Михаил Николаевич Алексеев, недавно отметивший свое 85-летие, не нуждается в
особом представлении. Он – из плеяды мастеров первого ряда, фундаторов русской
советской литературы второй половины ХХ века, готовивших ей мировое признание и
славу. А главным для него была любовь самого читающего в этом мире народа.
Мы от души поздравляем классика, с прекрасным юбилеем, желаем ему всего самого
светлого в жизни и – многая, многая лета!
Читателям «Сибирских огней» будет, наверное, по-особому интересен публикуемый
ниже отрывок из автобиографической повести старейшего нашего автора.
Редакция
Михаил Алексеев
«Солдаты» в путь!
Множество раз в разное время и разные люди, в основном издатели, просили меня
написать автобиографию. Множество раз пытался это сделать, но всегда получалось что-то
не то. Гораздо позже понял, почему. Я пытался поведать о себе в привычном, анкетном, что
ли, смысле, вынося за скобки написанные мною книги, из экономии места отстраняясь от
них. И выходило скучно, пресно, невыносимо занудно. И лишь в самом конце
восьмидесятых годов мне пришлось — и то по крайней необходимости — вспомнить, что
если у тебя, писателя, есть своя судьба, есть она и у книги, вышедшей из-под твоего пера.

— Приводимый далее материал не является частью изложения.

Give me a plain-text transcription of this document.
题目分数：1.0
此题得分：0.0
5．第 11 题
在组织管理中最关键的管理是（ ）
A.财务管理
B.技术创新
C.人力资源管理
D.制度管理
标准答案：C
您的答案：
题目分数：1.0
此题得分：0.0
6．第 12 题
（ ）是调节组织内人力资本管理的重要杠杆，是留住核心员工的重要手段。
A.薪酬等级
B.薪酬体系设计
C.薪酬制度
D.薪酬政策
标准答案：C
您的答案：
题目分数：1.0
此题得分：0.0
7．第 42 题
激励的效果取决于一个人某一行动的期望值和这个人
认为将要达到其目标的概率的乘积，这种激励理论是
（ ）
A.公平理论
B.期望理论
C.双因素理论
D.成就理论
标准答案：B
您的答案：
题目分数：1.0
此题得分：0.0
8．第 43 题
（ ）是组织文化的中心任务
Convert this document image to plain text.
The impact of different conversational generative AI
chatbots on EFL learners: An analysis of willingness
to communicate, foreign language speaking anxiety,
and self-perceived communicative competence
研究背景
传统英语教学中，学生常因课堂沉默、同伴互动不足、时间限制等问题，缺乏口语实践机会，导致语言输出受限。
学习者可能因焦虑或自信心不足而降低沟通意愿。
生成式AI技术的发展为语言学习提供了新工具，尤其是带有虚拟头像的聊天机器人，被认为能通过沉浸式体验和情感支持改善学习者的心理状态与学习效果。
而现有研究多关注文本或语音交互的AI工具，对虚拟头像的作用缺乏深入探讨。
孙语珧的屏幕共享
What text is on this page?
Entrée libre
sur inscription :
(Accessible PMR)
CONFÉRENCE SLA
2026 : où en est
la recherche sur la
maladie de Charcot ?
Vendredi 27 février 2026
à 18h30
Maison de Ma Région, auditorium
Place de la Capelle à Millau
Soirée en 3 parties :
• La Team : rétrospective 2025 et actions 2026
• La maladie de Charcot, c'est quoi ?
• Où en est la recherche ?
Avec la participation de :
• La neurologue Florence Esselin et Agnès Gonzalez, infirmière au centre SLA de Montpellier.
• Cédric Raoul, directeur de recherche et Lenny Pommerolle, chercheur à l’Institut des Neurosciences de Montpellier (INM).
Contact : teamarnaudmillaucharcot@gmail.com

Её-то и нужно назвать биографией, совершенно естественно необходимо составляющей
часть, и притом, может быть, главную часть твоей Автобиографии. Тогда же мне
подумалось: а что, если написать биографию не автора, а его произведений? Не расскажет
ли она больше и интереснее о своем создателе? И более того: не даст ли она возможность
точнее и острее ощутить время, в какое это произведение рождалось и явилось на свет
Божий? Ведь нередко такое рождение сопровождается весьма драматическими
обстоятельствами, о коих знают лишь автор и очень узкий круг людей, связанных с
изданием той или иной вещи. В этом случае следует, пожалуй, начать с биографии моего
первенца — романа «Солдаты»: в прошлом, 2002 году, ему исполнилось 50 лет со дня
появления на свет, то есть на ваш суд, дорогие мои читатели. А до этой, так сказать,
юбилейной даты, «Солдаты» издавались множество раз на многих языках как в нашей
стране, так и за рубежом. Этим романом открывались все, без исключения, мои собрания
сочинений в шести и восьми томах, а также избранное в одном, двух и трех томах. Именно
эта книга вывела меня, кажется, на самую тернистую и ухабистую из всех возможных дорог,
имя которой — Литература. Когда же. однако, и с чего началось для меня все это?
Все произошло в мае 1945 года. Война кончилась, и наша дивизия находилась какоето
время на рубеже, занятом ею 9 мая в центре Европы Солдаты отдыхали. Отдыхали и мы,
сотрудники армейской газеты «За Родину». Но что же делать, если на сердце поселилась
жгучая потребность рассказать о фронтовых друзьях-товарищах, обо всем, что видано и
пережито в тяжкие четыре года войны? Может быть, поступить так — вообразить себе, что
рядом с тобой сидит близкий тебе человек, и ты, не торопясь, рассказываешь ему все, как
было: без утайки, без прикрас, очень просто, как любят говорить ныне — доверительно.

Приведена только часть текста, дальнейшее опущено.